The EU-US Privacy Shield agreement has finally been approved by governments across the European Union.
The adoption of the Privacy Shield will be welcomed by many large multinationals, such as Google and Facebook, which have been waiting for a suitable replacement for Safe Harbor since it was declared invalid in October 2015, when the European Court of Justice ruled that it failed to provide sufficient data privacy protection to EU citizens whose data was sent to the United States.
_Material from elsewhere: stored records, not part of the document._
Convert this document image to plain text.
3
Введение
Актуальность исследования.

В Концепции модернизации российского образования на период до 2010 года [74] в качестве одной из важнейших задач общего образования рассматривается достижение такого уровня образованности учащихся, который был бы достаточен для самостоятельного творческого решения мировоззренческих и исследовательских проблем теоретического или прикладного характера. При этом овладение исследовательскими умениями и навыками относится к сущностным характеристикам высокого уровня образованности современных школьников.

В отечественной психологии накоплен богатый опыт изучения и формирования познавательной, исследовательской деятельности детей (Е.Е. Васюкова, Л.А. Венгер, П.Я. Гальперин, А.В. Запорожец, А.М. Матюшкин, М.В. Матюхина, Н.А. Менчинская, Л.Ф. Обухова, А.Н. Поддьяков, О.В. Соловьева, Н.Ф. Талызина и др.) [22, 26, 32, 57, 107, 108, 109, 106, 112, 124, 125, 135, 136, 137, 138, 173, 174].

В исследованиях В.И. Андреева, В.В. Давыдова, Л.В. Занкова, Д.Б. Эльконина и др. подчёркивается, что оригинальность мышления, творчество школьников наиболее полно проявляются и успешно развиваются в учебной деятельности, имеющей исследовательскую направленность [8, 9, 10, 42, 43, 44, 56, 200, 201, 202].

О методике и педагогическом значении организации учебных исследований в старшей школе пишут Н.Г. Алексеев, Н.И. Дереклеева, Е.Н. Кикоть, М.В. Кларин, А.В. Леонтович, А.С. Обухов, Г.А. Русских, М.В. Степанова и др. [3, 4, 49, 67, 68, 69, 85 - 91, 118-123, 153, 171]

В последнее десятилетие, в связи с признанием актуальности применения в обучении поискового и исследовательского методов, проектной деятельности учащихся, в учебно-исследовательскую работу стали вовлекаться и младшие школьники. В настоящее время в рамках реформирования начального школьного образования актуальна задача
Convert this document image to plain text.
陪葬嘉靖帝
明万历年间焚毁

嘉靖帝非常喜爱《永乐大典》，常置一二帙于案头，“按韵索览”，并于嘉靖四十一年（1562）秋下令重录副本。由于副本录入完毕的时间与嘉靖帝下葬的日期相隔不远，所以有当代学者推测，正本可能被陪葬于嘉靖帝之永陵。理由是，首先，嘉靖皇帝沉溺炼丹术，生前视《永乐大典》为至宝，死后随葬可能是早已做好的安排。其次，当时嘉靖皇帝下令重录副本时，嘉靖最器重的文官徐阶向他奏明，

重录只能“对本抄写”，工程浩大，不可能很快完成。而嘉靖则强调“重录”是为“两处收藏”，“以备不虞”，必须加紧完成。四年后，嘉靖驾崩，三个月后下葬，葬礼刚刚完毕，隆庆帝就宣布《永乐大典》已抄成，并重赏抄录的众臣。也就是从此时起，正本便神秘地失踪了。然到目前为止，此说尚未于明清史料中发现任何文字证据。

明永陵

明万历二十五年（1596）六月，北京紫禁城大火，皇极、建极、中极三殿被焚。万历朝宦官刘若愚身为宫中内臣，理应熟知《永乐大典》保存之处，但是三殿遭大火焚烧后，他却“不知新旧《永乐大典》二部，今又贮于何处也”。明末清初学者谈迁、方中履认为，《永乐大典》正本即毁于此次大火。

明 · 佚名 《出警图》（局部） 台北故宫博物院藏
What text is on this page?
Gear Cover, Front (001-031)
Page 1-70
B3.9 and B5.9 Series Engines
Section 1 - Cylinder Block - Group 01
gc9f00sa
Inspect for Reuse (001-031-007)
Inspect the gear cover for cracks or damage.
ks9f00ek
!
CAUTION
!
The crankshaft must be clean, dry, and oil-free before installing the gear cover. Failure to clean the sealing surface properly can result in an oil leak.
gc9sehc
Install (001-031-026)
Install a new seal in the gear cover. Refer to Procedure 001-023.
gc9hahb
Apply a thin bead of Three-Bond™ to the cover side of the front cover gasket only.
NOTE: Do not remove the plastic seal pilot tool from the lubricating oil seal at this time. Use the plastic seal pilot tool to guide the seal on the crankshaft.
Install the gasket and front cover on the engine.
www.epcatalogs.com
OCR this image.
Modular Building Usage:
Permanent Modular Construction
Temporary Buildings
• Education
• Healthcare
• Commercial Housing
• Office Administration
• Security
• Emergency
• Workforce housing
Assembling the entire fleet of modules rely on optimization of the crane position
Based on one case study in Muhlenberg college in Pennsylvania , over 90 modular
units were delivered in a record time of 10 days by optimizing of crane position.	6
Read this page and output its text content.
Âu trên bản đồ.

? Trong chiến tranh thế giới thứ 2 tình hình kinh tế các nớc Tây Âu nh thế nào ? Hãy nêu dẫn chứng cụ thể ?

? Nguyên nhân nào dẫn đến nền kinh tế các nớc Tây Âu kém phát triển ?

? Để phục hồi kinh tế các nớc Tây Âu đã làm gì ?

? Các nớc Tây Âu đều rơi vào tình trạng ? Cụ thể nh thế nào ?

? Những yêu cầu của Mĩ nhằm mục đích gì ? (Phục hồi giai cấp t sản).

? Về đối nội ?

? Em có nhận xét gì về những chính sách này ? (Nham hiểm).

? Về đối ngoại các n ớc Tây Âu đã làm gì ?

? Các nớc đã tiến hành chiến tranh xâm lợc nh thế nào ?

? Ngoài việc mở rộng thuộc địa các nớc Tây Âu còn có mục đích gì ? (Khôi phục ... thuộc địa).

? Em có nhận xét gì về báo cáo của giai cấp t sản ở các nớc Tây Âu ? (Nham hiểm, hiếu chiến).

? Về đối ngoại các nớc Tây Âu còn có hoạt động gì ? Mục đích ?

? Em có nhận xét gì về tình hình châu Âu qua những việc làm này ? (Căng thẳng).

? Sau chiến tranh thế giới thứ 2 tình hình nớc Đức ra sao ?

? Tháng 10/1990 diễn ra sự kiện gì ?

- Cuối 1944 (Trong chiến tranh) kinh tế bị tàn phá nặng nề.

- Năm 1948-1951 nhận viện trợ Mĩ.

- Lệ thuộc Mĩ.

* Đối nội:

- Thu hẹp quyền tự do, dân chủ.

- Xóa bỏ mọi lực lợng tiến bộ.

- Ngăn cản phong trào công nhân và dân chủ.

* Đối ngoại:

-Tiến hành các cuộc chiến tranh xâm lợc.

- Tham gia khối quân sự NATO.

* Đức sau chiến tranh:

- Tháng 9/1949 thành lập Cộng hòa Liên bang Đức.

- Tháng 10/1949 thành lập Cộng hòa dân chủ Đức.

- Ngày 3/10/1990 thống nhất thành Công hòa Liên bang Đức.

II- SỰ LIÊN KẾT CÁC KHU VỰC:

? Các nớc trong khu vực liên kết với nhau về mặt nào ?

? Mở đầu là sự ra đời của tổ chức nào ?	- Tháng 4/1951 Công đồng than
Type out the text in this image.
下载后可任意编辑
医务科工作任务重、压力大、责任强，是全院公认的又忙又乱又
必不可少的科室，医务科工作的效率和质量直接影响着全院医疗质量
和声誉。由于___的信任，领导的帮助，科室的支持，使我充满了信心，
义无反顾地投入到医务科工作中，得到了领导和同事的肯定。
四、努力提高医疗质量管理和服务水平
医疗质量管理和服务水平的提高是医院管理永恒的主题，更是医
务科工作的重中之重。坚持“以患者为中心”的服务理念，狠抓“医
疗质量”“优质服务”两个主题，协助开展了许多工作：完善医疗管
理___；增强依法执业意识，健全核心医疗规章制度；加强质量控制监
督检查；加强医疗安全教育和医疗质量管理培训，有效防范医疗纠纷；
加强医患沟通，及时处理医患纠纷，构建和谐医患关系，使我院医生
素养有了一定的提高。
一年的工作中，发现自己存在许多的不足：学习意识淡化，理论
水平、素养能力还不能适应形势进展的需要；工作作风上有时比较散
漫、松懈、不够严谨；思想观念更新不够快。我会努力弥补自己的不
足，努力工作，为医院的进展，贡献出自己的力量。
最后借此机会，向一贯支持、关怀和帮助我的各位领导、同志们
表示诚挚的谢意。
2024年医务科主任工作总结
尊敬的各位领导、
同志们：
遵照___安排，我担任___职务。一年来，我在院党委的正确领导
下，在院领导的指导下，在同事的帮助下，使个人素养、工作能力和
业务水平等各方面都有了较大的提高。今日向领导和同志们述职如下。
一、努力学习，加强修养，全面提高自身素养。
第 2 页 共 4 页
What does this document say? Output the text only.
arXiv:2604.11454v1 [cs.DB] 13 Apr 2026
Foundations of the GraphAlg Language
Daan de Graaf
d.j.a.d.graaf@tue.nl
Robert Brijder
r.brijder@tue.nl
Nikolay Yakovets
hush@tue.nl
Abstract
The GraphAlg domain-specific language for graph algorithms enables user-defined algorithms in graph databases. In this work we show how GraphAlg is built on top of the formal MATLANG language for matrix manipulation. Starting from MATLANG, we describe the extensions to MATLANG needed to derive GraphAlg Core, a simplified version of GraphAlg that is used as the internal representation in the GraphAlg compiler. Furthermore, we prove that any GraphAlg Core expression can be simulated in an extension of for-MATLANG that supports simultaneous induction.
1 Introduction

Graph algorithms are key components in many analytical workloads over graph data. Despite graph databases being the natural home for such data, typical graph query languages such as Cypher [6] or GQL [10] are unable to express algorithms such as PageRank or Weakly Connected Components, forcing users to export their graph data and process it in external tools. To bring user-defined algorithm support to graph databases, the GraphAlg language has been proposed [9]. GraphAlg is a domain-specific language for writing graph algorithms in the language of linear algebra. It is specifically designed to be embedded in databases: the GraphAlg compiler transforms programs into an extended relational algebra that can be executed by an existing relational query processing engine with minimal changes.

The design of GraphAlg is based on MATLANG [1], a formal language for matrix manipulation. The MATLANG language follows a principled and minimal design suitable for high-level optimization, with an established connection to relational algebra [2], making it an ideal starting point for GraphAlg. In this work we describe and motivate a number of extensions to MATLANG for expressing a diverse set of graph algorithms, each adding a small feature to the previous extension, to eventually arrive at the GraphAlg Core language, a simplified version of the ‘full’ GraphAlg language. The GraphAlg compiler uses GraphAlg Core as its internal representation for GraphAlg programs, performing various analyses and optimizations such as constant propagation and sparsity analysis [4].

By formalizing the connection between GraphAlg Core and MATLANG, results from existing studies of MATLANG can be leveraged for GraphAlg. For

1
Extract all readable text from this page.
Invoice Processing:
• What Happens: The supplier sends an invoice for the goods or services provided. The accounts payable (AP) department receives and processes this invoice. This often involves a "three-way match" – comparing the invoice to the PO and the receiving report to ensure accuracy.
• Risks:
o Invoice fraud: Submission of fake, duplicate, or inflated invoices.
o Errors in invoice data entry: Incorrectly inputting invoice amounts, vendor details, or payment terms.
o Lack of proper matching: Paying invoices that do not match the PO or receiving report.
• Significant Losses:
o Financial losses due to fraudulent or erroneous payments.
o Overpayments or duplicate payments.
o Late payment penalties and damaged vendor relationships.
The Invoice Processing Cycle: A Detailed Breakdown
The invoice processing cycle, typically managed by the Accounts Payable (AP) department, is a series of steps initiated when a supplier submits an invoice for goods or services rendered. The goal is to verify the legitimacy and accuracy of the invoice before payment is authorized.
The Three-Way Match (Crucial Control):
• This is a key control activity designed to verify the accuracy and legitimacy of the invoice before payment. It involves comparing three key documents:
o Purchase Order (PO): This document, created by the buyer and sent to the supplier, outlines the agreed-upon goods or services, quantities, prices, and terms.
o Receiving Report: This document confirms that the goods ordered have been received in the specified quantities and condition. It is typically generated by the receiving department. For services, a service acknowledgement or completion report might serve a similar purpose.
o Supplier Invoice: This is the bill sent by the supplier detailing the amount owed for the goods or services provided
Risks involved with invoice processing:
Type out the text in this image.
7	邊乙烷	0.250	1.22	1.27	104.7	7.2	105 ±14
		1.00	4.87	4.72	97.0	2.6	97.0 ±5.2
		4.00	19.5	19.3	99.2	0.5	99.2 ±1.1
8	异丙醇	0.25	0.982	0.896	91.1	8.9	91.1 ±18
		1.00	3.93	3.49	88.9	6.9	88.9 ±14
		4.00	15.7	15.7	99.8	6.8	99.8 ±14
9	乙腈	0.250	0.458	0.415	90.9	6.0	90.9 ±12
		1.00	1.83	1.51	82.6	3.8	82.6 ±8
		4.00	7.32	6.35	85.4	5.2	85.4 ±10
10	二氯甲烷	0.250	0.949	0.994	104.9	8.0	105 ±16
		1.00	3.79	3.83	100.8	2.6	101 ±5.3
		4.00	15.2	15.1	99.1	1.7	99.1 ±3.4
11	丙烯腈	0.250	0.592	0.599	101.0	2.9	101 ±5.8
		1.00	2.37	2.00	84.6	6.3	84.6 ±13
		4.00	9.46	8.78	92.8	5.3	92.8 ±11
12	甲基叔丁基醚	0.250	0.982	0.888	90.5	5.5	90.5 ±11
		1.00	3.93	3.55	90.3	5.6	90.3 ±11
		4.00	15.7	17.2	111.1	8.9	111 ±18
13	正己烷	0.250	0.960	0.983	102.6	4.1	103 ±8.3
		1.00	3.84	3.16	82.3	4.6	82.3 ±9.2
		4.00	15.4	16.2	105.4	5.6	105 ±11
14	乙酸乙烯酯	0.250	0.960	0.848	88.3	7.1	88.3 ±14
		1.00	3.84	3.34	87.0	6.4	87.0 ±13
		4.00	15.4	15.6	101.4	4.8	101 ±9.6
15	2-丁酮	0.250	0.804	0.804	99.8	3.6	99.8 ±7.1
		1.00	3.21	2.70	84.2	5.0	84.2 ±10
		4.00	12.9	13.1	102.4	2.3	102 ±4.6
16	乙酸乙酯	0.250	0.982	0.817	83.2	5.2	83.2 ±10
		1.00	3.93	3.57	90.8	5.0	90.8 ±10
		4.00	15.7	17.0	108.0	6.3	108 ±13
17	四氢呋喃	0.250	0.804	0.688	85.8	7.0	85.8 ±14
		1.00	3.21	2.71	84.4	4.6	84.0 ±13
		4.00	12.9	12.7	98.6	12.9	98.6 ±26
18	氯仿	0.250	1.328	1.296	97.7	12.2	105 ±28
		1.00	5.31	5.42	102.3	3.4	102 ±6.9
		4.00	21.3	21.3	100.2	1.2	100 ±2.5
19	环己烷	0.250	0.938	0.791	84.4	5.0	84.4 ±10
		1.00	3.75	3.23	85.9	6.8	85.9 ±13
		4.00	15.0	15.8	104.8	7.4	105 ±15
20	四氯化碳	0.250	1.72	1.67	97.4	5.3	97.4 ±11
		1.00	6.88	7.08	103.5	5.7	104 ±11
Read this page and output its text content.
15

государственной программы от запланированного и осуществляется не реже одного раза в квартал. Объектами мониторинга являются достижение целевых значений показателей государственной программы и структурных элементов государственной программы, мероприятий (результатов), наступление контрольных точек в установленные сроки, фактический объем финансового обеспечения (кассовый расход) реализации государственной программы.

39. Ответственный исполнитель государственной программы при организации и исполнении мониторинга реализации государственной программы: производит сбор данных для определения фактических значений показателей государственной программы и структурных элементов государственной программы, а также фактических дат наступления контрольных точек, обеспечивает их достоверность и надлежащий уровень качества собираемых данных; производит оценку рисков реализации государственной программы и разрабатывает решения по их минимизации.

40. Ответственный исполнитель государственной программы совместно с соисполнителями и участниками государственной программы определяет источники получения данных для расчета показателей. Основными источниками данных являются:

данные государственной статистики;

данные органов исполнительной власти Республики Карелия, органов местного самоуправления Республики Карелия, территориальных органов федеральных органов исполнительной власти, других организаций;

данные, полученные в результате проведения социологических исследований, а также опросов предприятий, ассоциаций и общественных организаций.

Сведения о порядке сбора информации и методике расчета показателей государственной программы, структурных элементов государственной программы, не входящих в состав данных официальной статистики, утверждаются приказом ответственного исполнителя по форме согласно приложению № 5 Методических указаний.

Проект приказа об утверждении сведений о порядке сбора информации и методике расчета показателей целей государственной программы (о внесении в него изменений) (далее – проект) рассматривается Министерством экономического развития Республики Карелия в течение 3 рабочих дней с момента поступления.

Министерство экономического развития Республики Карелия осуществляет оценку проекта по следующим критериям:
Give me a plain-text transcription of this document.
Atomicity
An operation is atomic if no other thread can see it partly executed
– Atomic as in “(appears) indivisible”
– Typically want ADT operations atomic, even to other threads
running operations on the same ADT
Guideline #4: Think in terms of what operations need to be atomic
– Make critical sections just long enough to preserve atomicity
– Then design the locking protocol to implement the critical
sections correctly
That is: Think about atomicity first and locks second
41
The EU Justice Commissioner, Věra Jourová, said: “The EU-U.S. Privacy Shield will ensure a high level of protection for individuals and legal certainty for business.
“It is fundamentally different from the old ‘Safe Harbour’: It imposes clear and strong obligations on companies handling the data and makes sure that these rules are followed and enforced in practice.
“For the first time, the U.S. has given the EU written assurance that the access of public authorities for law enforcement and national security will be subject to clear limitations, safeguards and oversight mechanisms and has ruled out indiscriminate mass surveillance of European citizens’ data.”
The Privacy Shield states that data stored in the US about EU citizens must be given “equivalent” protection by law to what it would receive if stored in the EU.
Substantial improvements to the original text have been introduced, such as stronger rules on data retention and onward transfers, and safeguards on access to data by public authorities, as well as the appointment of a US ombudsman who is independent from intelligence agencies.